Entropy Controlled Gauss-Markov Random Measure Field Models for Early Vision

  • Mariano Rivera
  • Omar Ocegueda
  • Jose L. Marroquin
Conference paper
Part of the Lecture Notes in Computer Science book series (LNCS, volume 3752)


We present a computationally efficient segmentation–restoration method, based on a probabilistic formulation, for the joint estimation of the label map (segmentation) and the parameters of the feature generator models (restoration). Our algorithm computes an estimation of the posterior marginal probability distributions of the label field based on a Gauss Markov Random Measure Field model.

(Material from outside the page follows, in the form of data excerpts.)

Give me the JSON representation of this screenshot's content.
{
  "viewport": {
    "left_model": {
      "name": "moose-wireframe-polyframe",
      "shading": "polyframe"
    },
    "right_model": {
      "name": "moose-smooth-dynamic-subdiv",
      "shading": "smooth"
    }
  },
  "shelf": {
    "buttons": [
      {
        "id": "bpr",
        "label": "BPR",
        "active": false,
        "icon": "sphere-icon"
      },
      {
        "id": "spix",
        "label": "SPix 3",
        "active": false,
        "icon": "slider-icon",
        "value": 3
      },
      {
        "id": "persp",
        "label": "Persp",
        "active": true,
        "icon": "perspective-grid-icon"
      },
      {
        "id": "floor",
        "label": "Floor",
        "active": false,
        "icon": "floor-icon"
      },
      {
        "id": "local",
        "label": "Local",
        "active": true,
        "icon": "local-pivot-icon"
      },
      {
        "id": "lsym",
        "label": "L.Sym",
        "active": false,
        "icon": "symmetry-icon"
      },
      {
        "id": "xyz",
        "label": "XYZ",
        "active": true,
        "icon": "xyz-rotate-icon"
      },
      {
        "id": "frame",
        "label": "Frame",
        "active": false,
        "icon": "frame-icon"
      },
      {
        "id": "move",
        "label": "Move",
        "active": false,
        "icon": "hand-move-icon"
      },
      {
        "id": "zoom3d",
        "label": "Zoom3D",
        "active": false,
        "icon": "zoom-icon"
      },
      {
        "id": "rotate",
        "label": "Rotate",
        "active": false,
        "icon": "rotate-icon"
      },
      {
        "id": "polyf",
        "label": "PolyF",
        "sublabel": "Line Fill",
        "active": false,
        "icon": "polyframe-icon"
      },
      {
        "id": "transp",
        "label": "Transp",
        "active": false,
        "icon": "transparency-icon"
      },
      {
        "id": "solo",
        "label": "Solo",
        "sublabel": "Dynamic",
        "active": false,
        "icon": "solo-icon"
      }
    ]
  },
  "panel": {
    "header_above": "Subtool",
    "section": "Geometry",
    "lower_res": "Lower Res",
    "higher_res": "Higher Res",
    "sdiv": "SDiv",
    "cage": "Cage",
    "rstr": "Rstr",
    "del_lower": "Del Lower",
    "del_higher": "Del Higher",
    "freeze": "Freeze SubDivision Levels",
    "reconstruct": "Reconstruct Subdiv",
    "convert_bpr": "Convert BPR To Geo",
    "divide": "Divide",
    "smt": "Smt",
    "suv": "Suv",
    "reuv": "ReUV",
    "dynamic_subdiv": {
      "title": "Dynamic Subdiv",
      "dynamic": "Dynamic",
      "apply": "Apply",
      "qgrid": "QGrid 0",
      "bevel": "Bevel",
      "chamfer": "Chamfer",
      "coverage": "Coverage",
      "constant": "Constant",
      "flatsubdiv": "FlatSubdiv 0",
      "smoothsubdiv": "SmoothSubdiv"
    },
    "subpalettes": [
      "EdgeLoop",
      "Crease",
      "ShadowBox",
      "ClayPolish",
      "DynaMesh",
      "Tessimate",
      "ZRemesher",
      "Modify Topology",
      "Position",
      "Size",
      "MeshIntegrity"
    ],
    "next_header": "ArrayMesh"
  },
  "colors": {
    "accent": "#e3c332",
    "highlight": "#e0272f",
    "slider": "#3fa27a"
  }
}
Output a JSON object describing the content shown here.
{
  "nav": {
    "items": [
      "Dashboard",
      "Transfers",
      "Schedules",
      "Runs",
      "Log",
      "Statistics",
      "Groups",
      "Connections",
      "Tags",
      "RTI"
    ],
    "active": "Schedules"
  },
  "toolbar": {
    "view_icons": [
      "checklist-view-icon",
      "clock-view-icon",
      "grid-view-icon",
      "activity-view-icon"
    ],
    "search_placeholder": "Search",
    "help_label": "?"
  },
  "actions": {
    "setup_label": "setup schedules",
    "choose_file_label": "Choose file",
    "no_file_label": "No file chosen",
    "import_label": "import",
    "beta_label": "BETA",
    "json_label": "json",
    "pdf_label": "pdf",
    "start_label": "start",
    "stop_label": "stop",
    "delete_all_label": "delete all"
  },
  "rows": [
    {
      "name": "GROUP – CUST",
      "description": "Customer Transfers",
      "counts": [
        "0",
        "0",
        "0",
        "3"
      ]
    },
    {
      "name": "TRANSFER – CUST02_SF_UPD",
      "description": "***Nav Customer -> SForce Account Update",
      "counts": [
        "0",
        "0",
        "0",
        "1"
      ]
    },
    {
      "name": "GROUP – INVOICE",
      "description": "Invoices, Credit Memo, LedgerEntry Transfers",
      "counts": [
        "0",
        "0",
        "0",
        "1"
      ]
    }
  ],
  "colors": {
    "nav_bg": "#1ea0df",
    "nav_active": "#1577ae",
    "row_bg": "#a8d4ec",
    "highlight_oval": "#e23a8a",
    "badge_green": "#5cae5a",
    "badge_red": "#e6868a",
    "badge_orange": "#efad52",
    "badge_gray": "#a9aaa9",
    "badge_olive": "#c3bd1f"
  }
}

Our proposal introduces an explicit entropy control for the estimated posterior marginals, therefore it improves the parameter estimation step. If the model parameters are given, our algorithm computes the posterior marginals as the global minimizers of a quadratic, linearly constrained energy function; therefore, one can compute very efficiently the optimal (Maximizer of the Posterior Marginals or MPM) estimator for multi–class segmentation problems. Moreover, a good estimation of the posterior marginals allows one to compute estimators different from the MPM for restoration problems, denoising and optical flow computation. Experiments demonstrate better performance over other state of the art segmentation approaches.


Markov Random Field Markov Chain Monte Carlo Method Early Vision Posterior Marginal Distribution Markov Random Field Model 
These keywords were added by machine and not by the authors. This process is experimental and the keywords may be updated as the learning algorithm improves.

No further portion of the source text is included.